En el fondo, tengo que decírtelo, dijo Pablo, tu admirado filósofo bigotudo, era un antisemita.
Yo me negué y quise pararme. Pablo me agarró la mano y me dijo, Fabián, por favor, esperá.
Esa noche, dijo la rubia, Hitler esbozó una sonrisa simpática y le besó la mano. Dos años después, la vieja enfermó. Vivía sola. Una antigua empleada la visitaba y la cuidaba en los últimos meses. En la madrugada de un día soleado, frente a la ventana que daba a la calle, murió con la esvástica entre los dedos lánguidos.

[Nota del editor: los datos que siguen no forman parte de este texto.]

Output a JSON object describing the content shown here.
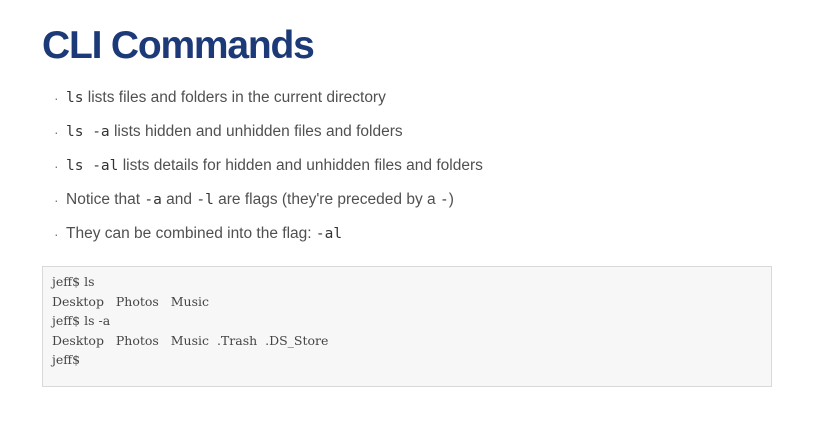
{
  "title": "CLI Commands",
  "bullets": [
    {
      "code": "ls",
      "text": " lists files and folders in the current directory"
    },
    {
      "code": "ls -a",
      "text": " lists hidden and unhidden files and folders"
    },
    {
      "code": "ls -al",
      "text": " lists details for hidden and unhidden files and folders"
    },
    {
      "pre": "Notice that ",
      "code1": "-a",
      "mid": " and ",
      "code2": "-l",
      "post": " are flags (they're preceded by a ",
      "code3": "-",
      "end": ")"
    },
    {
      "pre": "They can be combined into the flag: ",
      "code": "-al"
    }
  ],
  "bullet_glyph": "·",
  "terminal": {
    "lines": [
      "jeff$ ls",
      "Desktop   Photos   Music",
      "jeff$ ls -a",
      "Desktop   Photos   Music  .Trash  .DS_Store",
      "jeff$"
    ]
  }
}
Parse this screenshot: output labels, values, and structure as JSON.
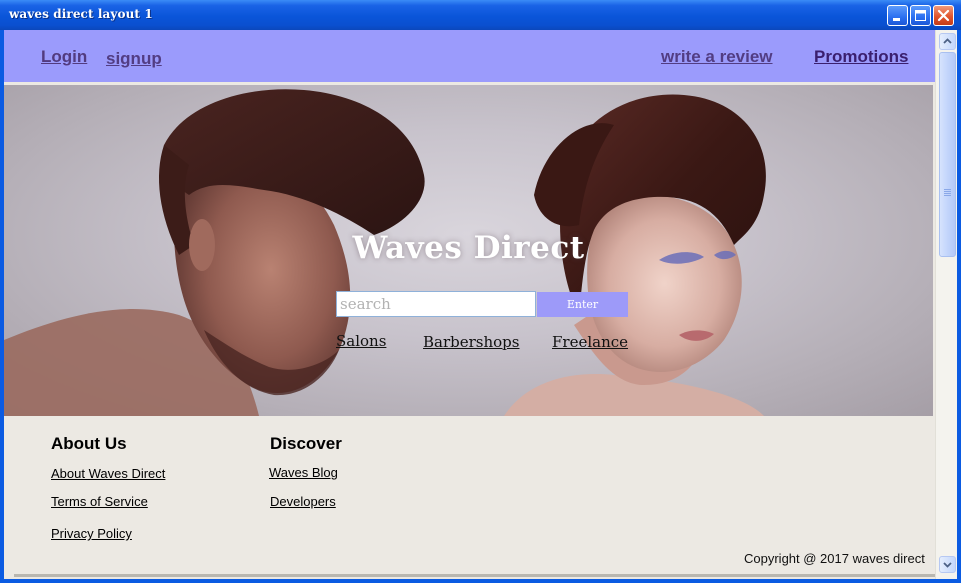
{
  "window": {
    "title": "waves direct layout 1"
  },
  "nav": {
    "login": "Login",
    "signup": "signup",
    "review": "write a review",
    "promotions": "Promotions"
  },
  "hero": {
    "title": "Waves Direct",
    "search_placeholder": "search",
    "enter_label": "Enter",
    "categories": [
      "Salons",
      "Barbershops",
      "Freelance"
    ]
  },
  "footer": {
    "about": {
      "heading": "About Us",
      "links": [
        "About Waves Direct",
        "Terms of Service",
        "Privacy Policy"
      ]
    },
    "discover": {
      "heading": "Discover",
      "links": [
        "Waves Blog",
        "Developers"
      ]
    },
    "copyright": "Copyright @ 2017 waves direct"
  },
  "colors": {
    "nav_bg": "#9b9bfc",
    "nav_link": "#523d83",
    "enter_button": "#9d9af9",
    "titlebar": "#0a55d9",
    "client_bg": "#ece9e3"
  },
  "icons": {
    "minimize": "minimize-icon",
    "maximize": "maximize-icon",
    "close": "close-icon",
    "scroll_up": "chevron-up-icon",
    "scroll_down": "chevron-down-icon"
  }
}
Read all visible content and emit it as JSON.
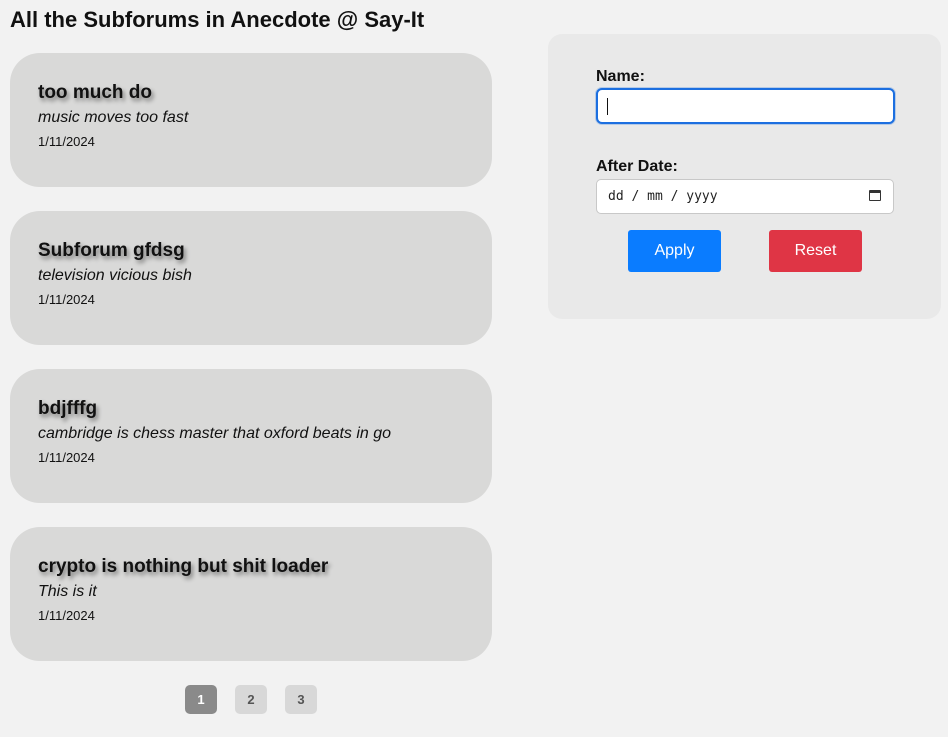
{
  "page": {
    "title": "All the Subforums in Anecdote @ Say-It"
  },
  "subforums": [
    {
      "name": "too much do",
      "description": "music moves too fast",
      "date": "1/11/2024"
    },
    {
      "name": "Subforum gfdsg",
      "description": "television vicious bish",
      "date": "1/11/2024"
    },
    {
      "name": "bdjfffg",
      "description": "cambridge is chess master that oxford beats in go",
      "date": "1/11/2024"
    },
    {
      "name": "crypto is nothing but shit loader",
      "description": "This is it",
      "date": "1/11/2024"
    }
  ],
  "pagination": {
    "pages": [
      "1",
      "2",
      "3"
    ],
    "current": "1"
  },
  "filter": {
    "name_label": "Name:",
    "name_value": "",
    "date_label": "After Date:",
    "date_placeholder": "dd / mm / yyyy",
    "calendar_icon": "calendar-icon",
    "apply_label": "Apply",
    "reset_label": "Reset",
    "apply_color": "#0a7cff",
    "reset_color": "#df3545"
  }
}
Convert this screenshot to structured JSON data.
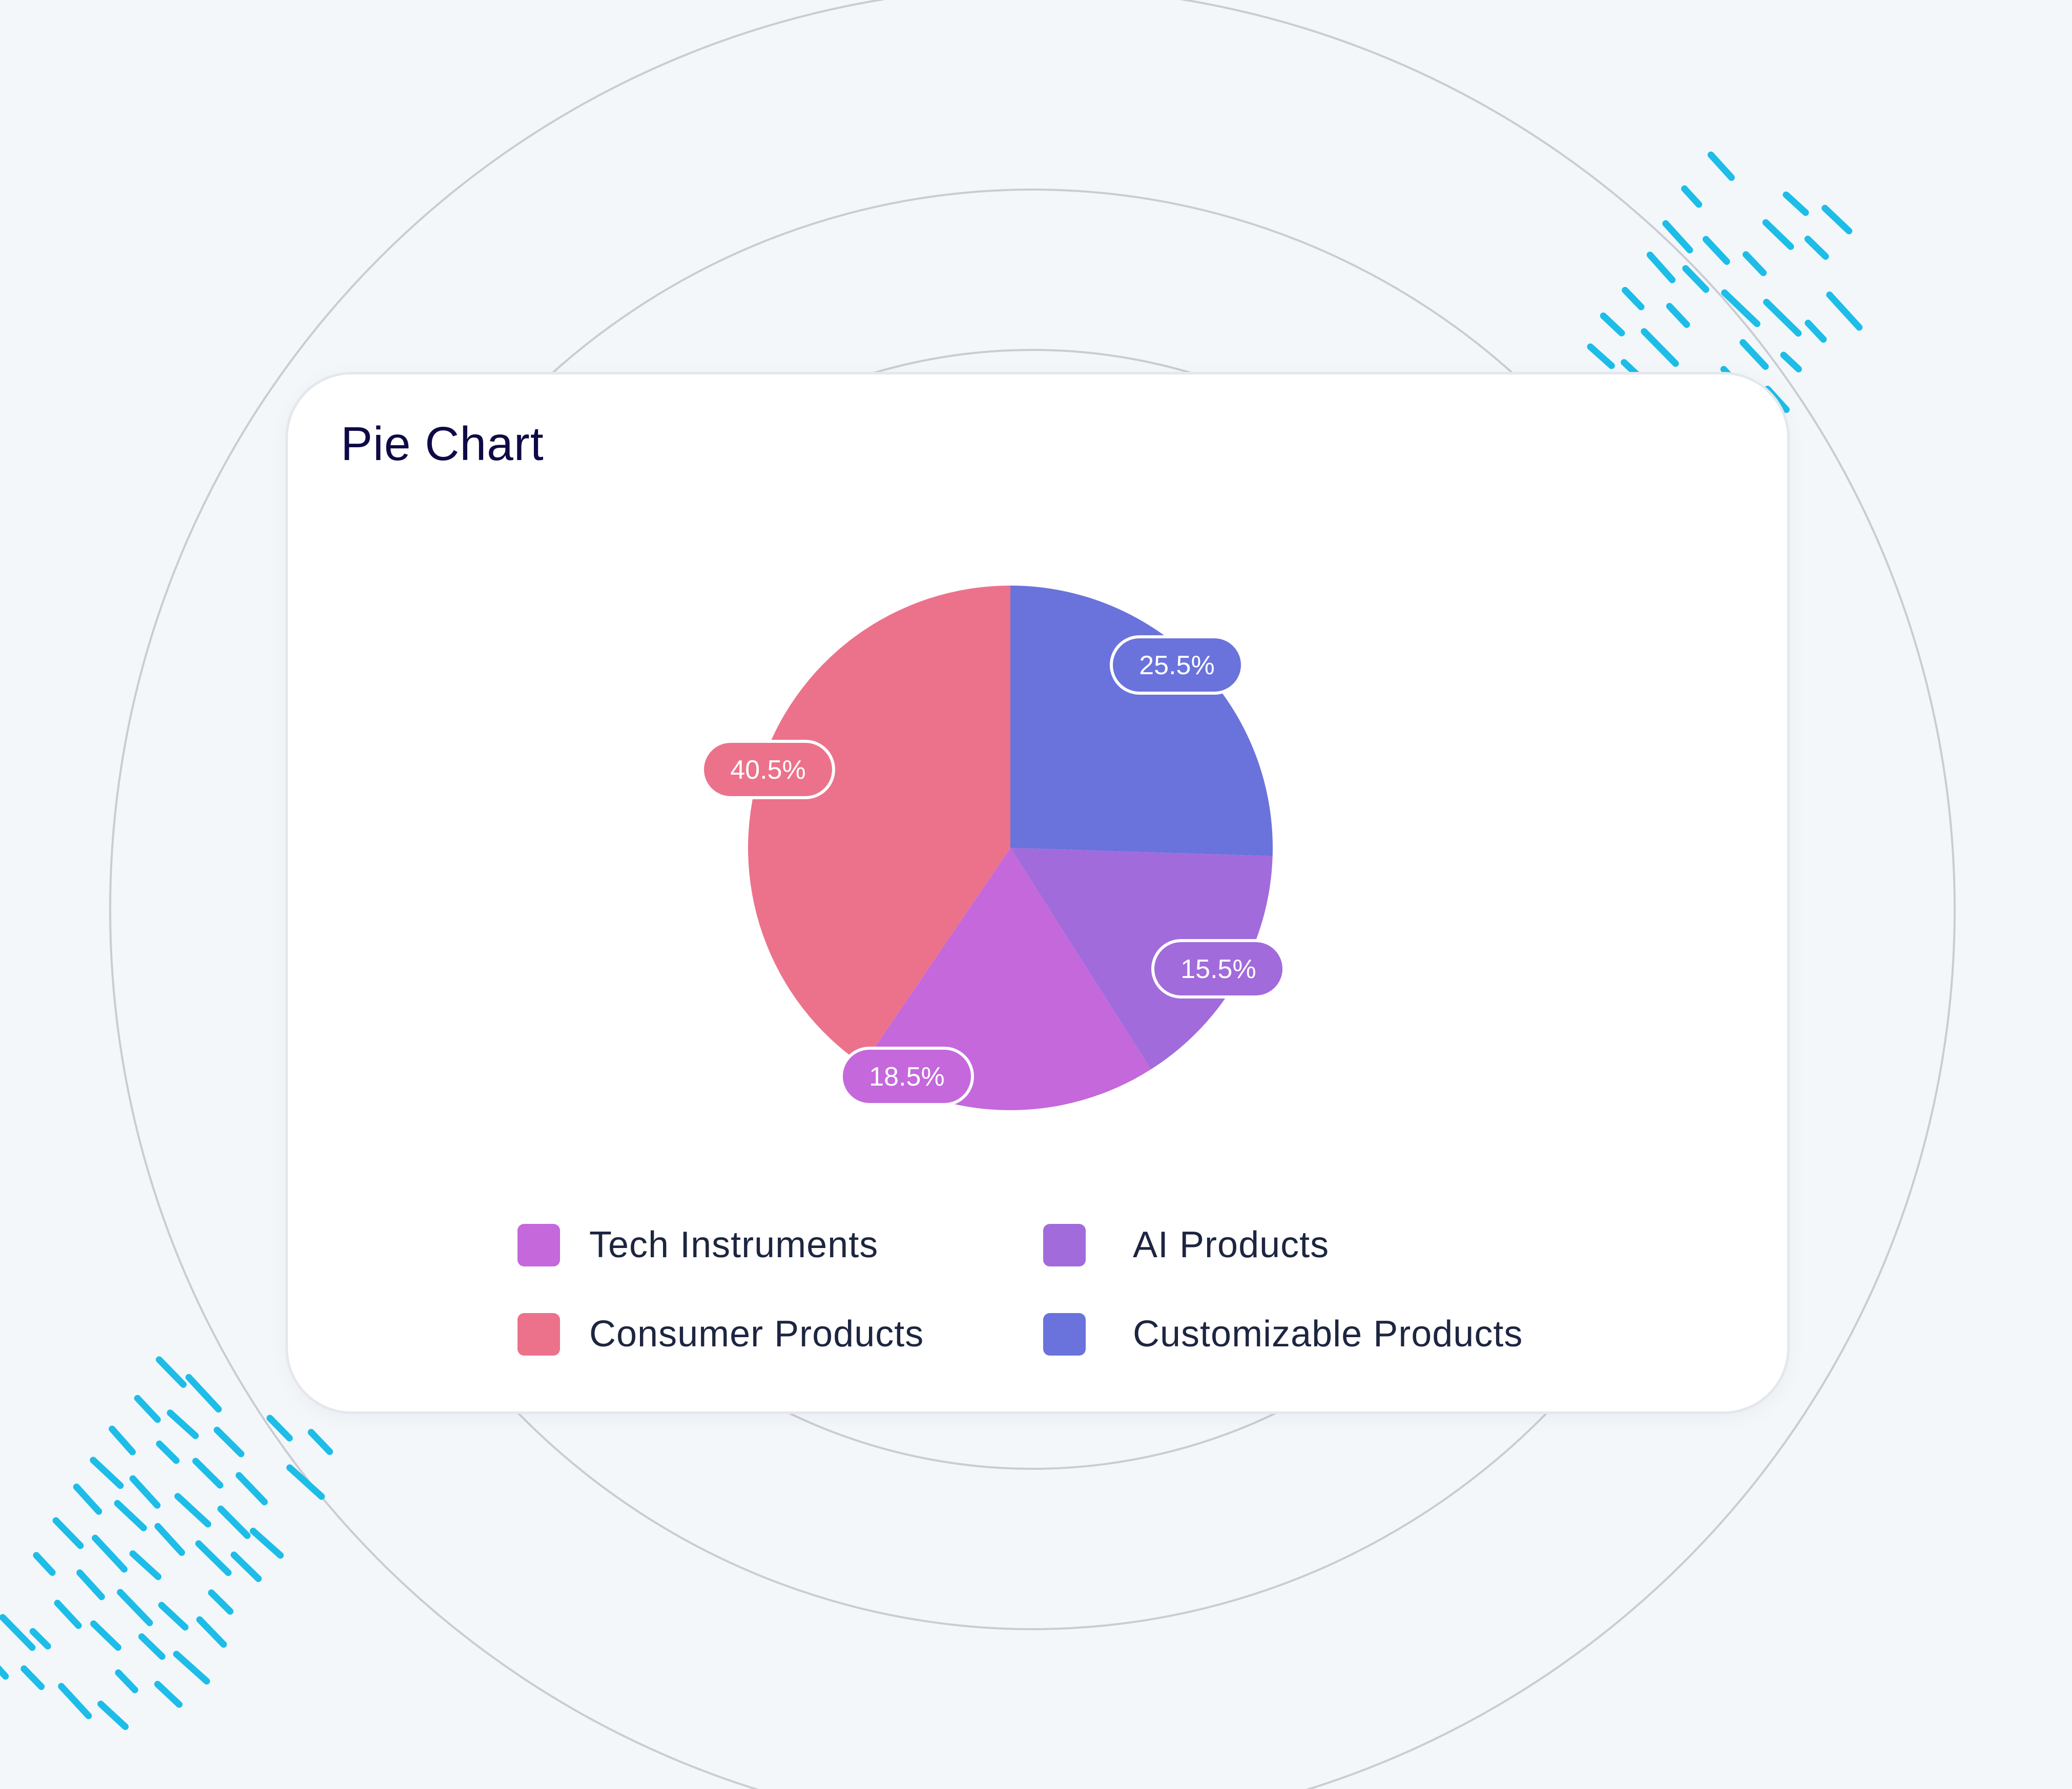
{
  "chart_data": {
    "type": "pie",
    "title": "Pie Chart",
    "slices": [
      {
        "label": "Customizable Products",
        "value": 25.5,
        "display": "25.5%",
        "color": "#6a72dc"
      },
      {
        "label": "AI Products",
        "value": 15.5,
        "display": "15.5%",
        "color": "#a16bdb"
      },
      {
        "label": "Tech Instruments",
        "value": 18.5,
        "display": "18.5%",
        "color": "#c468dc"
      },
      {
        "label": "Consumer Products",
        "value": 40.5,
        "display": "40.5%",
        "color": "#ec728b"
      }
    ],
    "legend": [
      {
        "label": "Tech Instruments",
        "color": "#c468dc"
      },
      {
        "label": "AI Products",
        "color": "#a16bdb"
      },
      {
        "label": "Consumer Products",
        "color": "#ec728b"
      },
      {
        "label": "Customizable Products",
        "color": "#6a72dc"
      }
    ],
    "legend_position": "bottom"
  },
  "decor": {
    "accent": "#1dbde8",
    "ring_color": "#c9ccd2",
    "background": "#f3f7fa"
  }
}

No vi que una rubia hermosa, divina, mayor, doblaba en la esquina. Sólo escuché que decía, anticipándose a Pablo, como si hubiera escuchado toda la historia: en el funeral el Führer dio un discurso corto. Se emocionó cuando mencionó el lazo que unía a mi abuela con mi tío abuelo.
Ya a mi lado, mientras rozaba con los ojos mi cara llena de sorpresa, agregó:
Por eso milito. La política sirve para borrar el pasado.